На Грина нападают приступы недоверия ко мне. Порой он дает мне понять, что желает просматривать все материалы, выходящие из моего отдела, до того, как они попадают в другие отделы. Но это одни слова, вовсе он этого не хочет. У него своей работы по горло, где уж ему следить еще и за моей, и чаще всего я предпочитаю его обходить, не отнимать у него время и не задерживать передачу материалов тем, кому они срочно нужны (или так им кажется). Большая часть работы, ведущейся в моем отделе, в конечном счете особой ценности не представляет. Но всякий раз, как кто-нибудь из другого отдела хвалит что-нибудь, сделанное в моем отделе, Грина охватывает тревога. Если он не видел этих материалов или не слышал о них, он багровеет от гнева и смятения. (Если же он их видел и не помнит, он раздражается ничуть не меньше.)

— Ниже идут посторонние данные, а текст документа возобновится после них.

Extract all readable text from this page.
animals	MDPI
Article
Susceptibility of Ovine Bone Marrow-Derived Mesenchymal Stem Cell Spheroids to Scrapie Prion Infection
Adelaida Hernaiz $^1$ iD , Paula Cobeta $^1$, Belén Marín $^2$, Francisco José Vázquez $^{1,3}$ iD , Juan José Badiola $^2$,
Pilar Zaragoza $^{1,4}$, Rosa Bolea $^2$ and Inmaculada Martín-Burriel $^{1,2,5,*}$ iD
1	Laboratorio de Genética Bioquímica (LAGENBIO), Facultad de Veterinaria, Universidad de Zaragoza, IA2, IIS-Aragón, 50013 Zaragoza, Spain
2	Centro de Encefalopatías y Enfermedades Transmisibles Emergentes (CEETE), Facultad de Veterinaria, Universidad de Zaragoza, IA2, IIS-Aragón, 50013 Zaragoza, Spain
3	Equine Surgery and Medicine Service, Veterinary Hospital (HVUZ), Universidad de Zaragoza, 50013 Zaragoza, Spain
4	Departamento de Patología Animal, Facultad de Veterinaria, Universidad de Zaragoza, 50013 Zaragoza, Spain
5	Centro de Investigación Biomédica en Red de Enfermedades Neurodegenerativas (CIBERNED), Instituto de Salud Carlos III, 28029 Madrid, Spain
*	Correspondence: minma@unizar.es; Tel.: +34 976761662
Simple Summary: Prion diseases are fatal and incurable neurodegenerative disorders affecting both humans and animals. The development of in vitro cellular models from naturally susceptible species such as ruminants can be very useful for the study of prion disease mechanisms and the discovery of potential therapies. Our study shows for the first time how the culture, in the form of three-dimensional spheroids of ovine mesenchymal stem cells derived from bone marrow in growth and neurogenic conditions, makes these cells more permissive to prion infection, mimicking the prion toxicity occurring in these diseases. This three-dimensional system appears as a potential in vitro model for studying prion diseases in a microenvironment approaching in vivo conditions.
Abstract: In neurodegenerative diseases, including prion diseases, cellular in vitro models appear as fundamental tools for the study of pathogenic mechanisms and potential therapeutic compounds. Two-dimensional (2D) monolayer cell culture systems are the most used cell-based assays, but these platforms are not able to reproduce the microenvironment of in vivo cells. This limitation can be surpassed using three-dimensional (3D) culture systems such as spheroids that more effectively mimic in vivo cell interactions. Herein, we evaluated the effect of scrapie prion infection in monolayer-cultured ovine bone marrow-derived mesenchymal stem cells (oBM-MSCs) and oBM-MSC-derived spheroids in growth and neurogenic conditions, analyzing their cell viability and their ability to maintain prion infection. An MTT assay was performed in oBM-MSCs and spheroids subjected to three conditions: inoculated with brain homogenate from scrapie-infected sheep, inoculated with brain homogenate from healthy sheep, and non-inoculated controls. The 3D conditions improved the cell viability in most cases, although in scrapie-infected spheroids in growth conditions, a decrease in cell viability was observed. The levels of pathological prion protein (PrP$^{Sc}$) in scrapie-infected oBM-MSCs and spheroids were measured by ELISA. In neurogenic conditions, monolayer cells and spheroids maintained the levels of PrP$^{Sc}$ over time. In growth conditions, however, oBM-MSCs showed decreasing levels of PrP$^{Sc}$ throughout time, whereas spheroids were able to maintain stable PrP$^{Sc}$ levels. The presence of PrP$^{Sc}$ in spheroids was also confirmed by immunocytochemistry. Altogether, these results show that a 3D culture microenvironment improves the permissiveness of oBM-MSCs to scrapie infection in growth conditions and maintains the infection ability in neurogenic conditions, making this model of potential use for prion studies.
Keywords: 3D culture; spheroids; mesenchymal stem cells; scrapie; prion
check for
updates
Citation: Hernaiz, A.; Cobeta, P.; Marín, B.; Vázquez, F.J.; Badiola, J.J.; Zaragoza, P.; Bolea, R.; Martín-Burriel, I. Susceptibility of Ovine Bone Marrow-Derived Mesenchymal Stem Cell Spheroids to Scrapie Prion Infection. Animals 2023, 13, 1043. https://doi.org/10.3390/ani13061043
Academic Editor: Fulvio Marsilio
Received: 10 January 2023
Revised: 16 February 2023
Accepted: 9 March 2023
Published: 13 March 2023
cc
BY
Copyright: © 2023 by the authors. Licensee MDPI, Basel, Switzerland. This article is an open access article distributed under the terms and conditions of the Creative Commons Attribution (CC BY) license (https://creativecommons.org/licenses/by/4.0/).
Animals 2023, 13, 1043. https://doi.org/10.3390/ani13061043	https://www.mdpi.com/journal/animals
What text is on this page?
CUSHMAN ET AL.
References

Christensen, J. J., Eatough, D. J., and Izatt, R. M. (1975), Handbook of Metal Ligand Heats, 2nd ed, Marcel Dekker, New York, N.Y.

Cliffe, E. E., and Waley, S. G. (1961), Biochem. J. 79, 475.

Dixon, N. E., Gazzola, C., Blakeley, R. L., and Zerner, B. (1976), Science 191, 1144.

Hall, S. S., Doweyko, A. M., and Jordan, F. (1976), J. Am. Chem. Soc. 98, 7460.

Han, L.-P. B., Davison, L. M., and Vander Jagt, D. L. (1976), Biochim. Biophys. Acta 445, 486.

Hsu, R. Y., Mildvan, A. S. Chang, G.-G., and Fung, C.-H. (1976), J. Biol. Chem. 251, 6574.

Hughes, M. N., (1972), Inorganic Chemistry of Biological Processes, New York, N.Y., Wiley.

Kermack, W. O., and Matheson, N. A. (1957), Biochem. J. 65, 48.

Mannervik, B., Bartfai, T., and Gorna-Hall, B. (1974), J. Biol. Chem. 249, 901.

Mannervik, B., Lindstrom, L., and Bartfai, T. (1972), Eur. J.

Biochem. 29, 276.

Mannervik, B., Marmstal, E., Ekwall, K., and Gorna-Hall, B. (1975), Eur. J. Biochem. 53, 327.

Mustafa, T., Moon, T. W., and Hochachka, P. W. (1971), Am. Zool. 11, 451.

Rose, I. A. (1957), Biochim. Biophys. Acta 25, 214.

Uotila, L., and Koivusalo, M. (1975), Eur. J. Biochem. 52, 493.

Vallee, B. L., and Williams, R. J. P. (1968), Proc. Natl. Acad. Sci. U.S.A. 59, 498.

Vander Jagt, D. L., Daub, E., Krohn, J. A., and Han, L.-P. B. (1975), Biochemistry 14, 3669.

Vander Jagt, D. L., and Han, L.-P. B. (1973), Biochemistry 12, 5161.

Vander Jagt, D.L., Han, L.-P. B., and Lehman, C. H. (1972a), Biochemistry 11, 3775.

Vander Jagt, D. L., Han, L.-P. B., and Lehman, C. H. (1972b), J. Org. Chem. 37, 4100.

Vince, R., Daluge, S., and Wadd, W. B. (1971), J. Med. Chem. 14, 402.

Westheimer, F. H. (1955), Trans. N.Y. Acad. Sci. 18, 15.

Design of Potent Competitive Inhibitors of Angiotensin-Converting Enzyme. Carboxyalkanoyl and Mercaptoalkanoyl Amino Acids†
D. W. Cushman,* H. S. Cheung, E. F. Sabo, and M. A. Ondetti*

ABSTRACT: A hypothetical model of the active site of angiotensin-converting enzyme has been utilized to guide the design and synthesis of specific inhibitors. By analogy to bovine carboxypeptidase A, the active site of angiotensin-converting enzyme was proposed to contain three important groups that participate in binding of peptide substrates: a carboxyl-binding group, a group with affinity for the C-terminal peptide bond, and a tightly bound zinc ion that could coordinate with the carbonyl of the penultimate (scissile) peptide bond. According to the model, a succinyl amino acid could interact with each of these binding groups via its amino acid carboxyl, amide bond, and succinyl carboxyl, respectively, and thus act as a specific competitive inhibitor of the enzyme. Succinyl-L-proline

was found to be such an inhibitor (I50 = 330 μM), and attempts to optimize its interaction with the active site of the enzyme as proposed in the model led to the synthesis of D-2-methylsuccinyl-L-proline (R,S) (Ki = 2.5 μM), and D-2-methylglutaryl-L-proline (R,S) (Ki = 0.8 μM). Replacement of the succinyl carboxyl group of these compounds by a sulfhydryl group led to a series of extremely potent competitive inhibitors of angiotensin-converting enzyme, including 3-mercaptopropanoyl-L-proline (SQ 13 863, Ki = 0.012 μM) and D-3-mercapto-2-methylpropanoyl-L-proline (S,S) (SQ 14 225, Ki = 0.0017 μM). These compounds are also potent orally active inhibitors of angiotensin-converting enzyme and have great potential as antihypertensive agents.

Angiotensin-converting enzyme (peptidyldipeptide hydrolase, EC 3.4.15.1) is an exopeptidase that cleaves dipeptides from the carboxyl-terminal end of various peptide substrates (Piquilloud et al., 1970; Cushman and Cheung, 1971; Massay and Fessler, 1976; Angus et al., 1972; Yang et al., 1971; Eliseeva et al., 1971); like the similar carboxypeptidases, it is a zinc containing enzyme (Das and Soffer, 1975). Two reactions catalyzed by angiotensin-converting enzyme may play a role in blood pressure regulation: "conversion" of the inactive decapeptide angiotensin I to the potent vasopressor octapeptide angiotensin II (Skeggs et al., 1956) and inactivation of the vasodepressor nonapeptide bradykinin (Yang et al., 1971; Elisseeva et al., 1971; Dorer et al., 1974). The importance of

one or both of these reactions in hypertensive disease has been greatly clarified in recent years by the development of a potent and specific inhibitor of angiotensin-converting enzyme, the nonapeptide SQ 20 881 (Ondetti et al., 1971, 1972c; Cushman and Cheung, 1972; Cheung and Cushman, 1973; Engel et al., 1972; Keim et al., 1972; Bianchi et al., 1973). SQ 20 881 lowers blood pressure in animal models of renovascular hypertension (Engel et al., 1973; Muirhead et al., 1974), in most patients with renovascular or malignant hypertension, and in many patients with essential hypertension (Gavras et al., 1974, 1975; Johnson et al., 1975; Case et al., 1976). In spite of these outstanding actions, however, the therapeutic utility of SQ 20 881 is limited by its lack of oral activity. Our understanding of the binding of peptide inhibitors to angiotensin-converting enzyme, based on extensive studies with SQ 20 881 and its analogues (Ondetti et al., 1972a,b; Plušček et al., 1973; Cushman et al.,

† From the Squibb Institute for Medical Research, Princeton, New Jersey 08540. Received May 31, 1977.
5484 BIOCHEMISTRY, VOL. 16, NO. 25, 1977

В Торговом отделе меня любят (или делают вид, будто любят). А Грина – нет. Он это знает. Они жалуются мне на него и отпускают на его счет нелестные замечания, и это он тоже знает. А делает вид, будто не знает. Притворяется равнодушным, потому что и сам недолюбливает тех, кто сидит в Торговом отделе. Я их тоже недолюбливаю (но разыгрываю дружелюбие). Обычно Грин не дает себе труда ладить с сотрудниками Торгового отдела и держится подчеркнуто отчужденно и надменно. Но неприязнь, которую он в них возбуждает, тревожит его. Его мучительно тревожит мысль, что в ближайшее время администрация отберет у него мой отдел и передаст его Торговому отделу. Грин тревожится из-за этого уже восемнадцать лет.
В моем отделе шестеро сотрудников боятся меня и одна маленькая секретарша боится нас всех. Есть у меня еще один сотрудник, который не боится никого, даже меня, и я с радостью в два счета его уволил бы, но я сам его боюсь.
Мне часто приходит в голову, что всякие рассыльные, посыльные, делопроизводители и прочие мелкие служащие любого возраста, должно быть, боятся в Фирме решительно всех, и есть в нашем отделе машинистка, которая медленно сходит с ума, и потому все мы боимся ее.
Зовут ее Марта. И больше всего нас пугает, что она окончательно спятит в рабочий день, в рабочие часы. Уж лучше бы ей сойти с ума в субботу или воскресенье – не у нас на глазах. Пока не поздно, надо бы от нее избавиться. Но мы этого не сделаем. Кому-нибудь следовало бы ее уволить, но никто не хочет брать это на себя. Даже Грин, обычно увольняющий сотрудников с удовольствием, уклоняется от ответственного шага, который ее окончательно погубит, хотя он не выносит ее, просто видеть не может, и всякое напоминание, что она все еще работает под его началом, приводит его в ярость. (Именно он нанял ее после беглой беседы, по настоятельной рекомендации сотрудницы Управления персоналом, которая ведает набором машинисток.) Как и все мы, он старается делать вид, будто ее здесь нет.